In our study, there was no difference regarding abnormal fetal presentation as an indication for cesarean sections in the two years evaluated.

Before matching, there was a difference in comorbidity presence between the years of 2006 and 2018. After matching and including this variable, only thyroid disease was more frequent in 2018 than in 2006. Thyroid disease may be related to the increasing age of pregnant women, since there is an increase in the incidence of this disease with age, among other factors.

In addition to the limitations intrinsic to a cross-sectional study, we can add the loss of 22% of the given BMI, the fact that we were analyzing data from a tertiary hospital, and a sample that was probably biased.

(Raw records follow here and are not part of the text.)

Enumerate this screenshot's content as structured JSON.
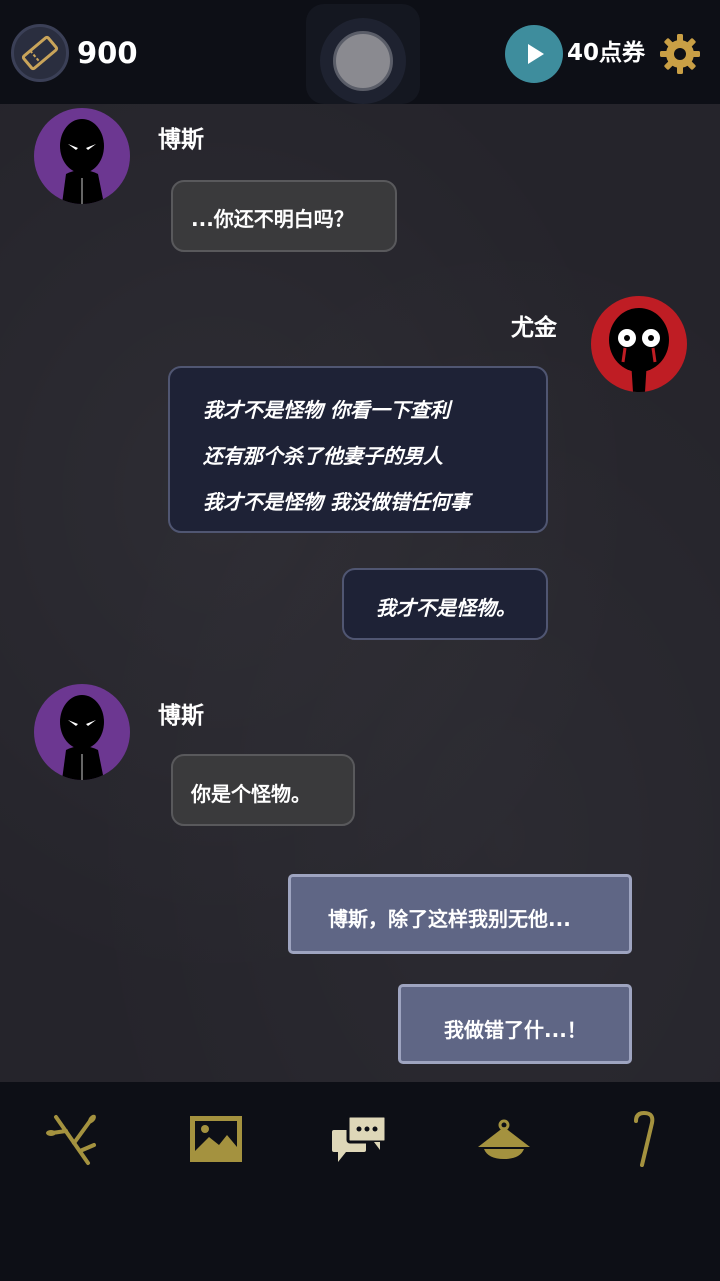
{
  "header": {
    "ticket_count": "900",
    "points_label": "40点券",
    "icons": [
      "ticket-icon",
      "play-icon",
      "gear-icon"
    ]
  },
  "messages": [
    {
      "speaker": "博斯",
      "lines": [
        "...你还不明白吗？"
      ],
      "style": "gray"
    },
    {
      "speaker": "尤金",
      "lines": [
        "我才不是怪物 你看一下查利",
        "还有那个杀了他妻子的男人",
        "我才不是怪物 我没做错任何事"
      ],
      "style": "navy"
    },
    {
      "lines": [
        "我才不是怪物。"
      ],
      "style": "navy"
    },
    {
      "speaker": "博斯",
      "lines": [
        "你是个怪物。"
      ],
      "style": "gray"
    },
    {
      "lines": [
        "博斯，除了这样我别无他..."
      ],
      "style": "blue"
    },
    {
      "lines": [
        "我做错了什...！"
      ],
      "style": "blue"
    }
  ],
  "bottom_nav": {
    "items": [
      "branch-icon",
      "gallery-icon",
      "chat-icon",
      "lamp-icon",
      "cane-icon"
    ],
    "active": "chat-icon"
  },
  "colors": {
    "topbar_bg": "#0d0f16",
    "chat_bg": "#25242b",
    "accent_gold": "#a4923f",
    "play_teal": "#3e8d9d",
    "boss_avatar_bg": "#6c3791",
    "eugene_avatar_bg": "#bf1d24"
  }
}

As external validity, we considered tertiary centers and centers in developing countries.

 

Conclusion

Known risk factors for adverse events during pregnancy have become more frequent, including advanced maternal age, twin pregnancy, higher BMI, GDM, thyroid disease, and premature rupture of membranes. The present work provides data to reinforce institutional strategies for the prevention and proper management of morbidities in our hospital; therefore, it could reduce complications during pregnancy, as well as indications for primary cesarean sections.